Use this prompt sequence with Microsoft Copilot. Replace all bracketed placeholders with your specific context. Bring the insights back to your team. The risks you surface in this exercise are not reasons to abandon the plan — they are the work that makes the plan worth executing.
Solution
Ideation Engine
Go wide before you go deep. Generate ideas from multiple angles, stress-test them against reality, and shape the best ones into something worth building.
What This Does
This sequence takes the problem surfaced in your pre-mortem and turns it into a structured ideation sprint.
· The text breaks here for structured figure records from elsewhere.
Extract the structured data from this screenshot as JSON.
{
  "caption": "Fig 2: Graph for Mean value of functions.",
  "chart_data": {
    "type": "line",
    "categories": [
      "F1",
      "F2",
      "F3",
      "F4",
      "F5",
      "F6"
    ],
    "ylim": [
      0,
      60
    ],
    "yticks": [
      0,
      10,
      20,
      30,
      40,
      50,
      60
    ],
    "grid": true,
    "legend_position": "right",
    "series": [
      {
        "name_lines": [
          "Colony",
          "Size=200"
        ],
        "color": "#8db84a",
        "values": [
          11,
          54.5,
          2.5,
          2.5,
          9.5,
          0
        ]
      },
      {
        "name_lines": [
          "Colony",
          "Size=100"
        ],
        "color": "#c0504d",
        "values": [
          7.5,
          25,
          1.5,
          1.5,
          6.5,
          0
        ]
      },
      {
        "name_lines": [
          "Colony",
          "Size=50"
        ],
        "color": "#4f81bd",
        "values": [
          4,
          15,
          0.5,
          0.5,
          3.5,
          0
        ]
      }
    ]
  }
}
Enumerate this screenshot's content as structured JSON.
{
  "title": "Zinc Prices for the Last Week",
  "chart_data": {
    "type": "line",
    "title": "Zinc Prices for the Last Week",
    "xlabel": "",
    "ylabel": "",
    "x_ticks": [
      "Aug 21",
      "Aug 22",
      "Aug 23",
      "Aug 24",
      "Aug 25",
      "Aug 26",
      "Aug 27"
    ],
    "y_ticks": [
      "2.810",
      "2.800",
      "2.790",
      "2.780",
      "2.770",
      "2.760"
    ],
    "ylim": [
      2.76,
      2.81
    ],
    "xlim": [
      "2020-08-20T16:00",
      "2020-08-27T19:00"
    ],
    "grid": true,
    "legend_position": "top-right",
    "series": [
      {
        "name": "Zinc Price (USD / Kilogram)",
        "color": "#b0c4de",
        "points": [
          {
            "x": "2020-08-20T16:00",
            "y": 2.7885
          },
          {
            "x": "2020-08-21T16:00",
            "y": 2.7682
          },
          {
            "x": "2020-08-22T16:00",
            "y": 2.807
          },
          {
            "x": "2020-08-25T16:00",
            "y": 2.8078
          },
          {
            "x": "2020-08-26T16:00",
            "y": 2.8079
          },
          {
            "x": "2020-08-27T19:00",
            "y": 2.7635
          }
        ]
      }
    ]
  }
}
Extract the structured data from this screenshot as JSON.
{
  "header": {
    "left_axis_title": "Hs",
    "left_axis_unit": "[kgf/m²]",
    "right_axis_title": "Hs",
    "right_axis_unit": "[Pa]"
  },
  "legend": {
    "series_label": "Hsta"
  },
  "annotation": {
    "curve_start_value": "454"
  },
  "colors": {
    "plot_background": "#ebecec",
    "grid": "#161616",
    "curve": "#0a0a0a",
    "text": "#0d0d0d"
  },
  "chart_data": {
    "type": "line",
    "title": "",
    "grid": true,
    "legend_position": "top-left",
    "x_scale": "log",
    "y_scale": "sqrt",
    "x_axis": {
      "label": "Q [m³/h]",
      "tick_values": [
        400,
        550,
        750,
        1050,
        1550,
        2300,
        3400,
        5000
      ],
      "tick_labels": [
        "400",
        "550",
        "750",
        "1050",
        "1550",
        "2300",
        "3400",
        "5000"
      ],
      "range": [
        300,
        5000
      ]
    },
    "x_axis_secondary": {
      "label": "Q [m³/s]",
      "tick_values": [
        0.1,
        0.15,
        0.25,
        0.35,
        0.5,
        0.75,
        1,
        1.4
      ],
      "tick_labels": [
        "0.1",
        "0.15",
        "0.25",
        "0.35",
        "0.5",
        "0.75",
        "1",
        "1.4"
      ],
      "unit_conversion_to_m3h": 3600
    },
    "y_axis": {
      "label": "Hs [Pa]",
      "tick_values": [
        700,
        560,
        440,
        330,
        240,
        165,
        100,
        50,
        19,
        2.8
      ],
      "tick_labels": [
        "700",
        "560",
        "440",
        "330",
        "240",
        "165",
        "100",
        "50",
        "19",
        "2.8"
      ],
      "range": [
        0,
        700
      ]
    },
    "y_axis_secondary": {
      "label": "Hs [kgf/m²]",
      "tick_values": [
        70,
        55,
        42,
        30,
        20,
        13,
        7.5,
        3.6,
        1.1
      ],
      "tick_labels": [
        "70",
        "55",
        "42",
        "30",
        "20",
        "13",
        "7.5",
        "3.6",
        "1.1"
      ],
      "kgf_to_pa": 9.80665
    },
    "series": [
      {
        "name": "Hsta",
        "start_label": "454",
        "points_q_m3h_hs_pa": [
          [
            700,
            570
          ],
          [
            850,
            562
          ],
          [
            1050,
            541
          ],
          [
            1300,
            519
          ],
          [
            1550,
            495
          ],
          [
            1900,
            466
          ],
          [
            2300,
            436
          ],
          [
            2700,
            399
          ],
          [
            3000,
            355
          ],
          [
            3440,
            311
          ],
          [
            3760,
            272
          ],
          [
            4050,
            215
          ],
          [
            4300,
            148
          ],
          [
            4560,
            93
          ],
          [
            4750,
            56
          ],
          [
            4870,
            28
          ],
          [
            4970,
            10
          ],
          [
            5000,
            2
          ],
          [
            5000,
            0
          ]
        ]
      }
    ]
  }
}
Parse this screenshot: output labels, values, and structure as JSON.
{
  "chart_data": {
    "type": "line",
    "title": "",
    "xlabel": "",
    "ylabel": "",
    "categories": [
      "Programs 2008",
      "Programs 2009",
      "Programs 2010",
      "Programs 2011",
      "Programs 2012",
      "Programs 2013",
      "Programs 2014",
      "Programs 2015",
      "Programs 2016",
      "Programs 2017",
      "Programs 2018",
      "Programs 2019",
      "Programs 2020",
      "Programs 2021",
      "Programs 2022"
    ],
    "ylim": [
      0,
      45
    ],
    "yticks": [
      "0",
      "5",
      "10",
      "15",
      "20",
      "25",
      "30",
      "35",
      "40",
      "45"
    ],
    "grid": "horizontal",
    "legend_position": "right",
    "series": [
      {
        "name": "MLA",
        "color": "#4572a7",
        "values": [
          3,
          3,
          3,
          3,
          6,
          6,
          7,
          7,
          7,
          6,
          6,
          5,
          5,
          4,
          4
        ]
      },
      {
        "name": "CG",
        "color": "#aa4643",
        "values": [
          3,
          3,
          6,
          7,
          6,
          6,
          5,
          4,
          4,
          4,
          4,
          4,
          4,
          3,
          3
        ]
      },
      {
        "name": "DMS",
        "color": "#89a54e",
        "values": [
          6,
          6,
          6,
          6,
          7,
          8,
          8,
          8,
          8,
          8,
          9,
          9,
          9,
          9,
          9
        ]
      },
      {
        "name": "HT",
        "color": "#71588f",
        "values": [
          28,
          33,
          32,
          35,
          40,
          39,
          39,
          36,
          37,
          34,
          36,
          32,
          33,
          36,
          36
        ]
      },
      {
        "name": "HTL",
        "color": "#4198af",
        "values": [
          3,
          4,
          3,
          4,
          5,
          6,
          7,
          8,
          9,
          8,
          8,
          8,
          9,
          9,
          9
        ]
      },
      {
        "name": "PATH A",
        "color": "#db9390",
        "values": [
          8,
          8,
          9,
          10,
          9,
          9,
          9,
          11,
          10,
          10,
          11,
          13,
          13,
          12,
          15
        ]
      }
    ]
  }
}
Stage 1 goes wide — generating ideas across multiple innovation lenses including the 10 Types of Innovation, forced associations from unrelated industries, and SCAMPER. Stage 2 goes unconventional — using opposite thinking to find the non-obvious ideas hiding in plain sight. Stage 3 evaluates everything on the How-Now-Wow-Ciao matrix and shapes your best ideas into more powerful versions of themselves.
The How-Now-Wow-Ciao Matrix
Go Wide — Volume & Diversity
10 Types · Forced Association · SCAMPER
The first rule of ideation: quantity before quality. The goal here is to generate ideas from multiple, structurally different lenses — not to find the one right answer, but to populate the full landscape of possibility. Most teams stop after the first plausible idea. This prompt forces you past that.
Go Unconventional — Opposite Thinking
Reverse Brainstorming · Inversion · Worst Possible Idea
The most powerful ideas are often hiding inside their own opposites. Opposite thinking forces you to generate the worst possible solutions — then inverts them to find the non-obvious gems that conventional brainstorming never reaches. This is not a party trick. It is a structured technique for breaking the cognitive lock-in that comes from thinking inside your own category.
Evaluate — How-Now-Wow-Ciao
Impact vs. Feasibility · Prioritisation · Honest Assessment
Now evaluate. Take the best ideas from Stages 1 and 2 and place them on the matrix. The goal is not to validate your favourites — it is to be brutally honest about where each idea actually sits. The most common mistake is placing everything in WOW because you are emotionally attached to the ideas you generated.
"The goal of ideation is not to find the one right answer. It is to populate the full landscape of possibility — and then be ruthlessly honest about which part of that landscape is worth building in. Volume first. Evaluation second. Shaping third. In that order, always."
Use this prompt sequence with Microsoft Copilot. Start with the problem statement from your pre-mortem. Replace all bracketed placeholders with your specific context. The How-Now-Wow-Ciao matrix is not a voting exercise — it is a discipline. The ideas that survive this sequence are the ones worth taking to leadership.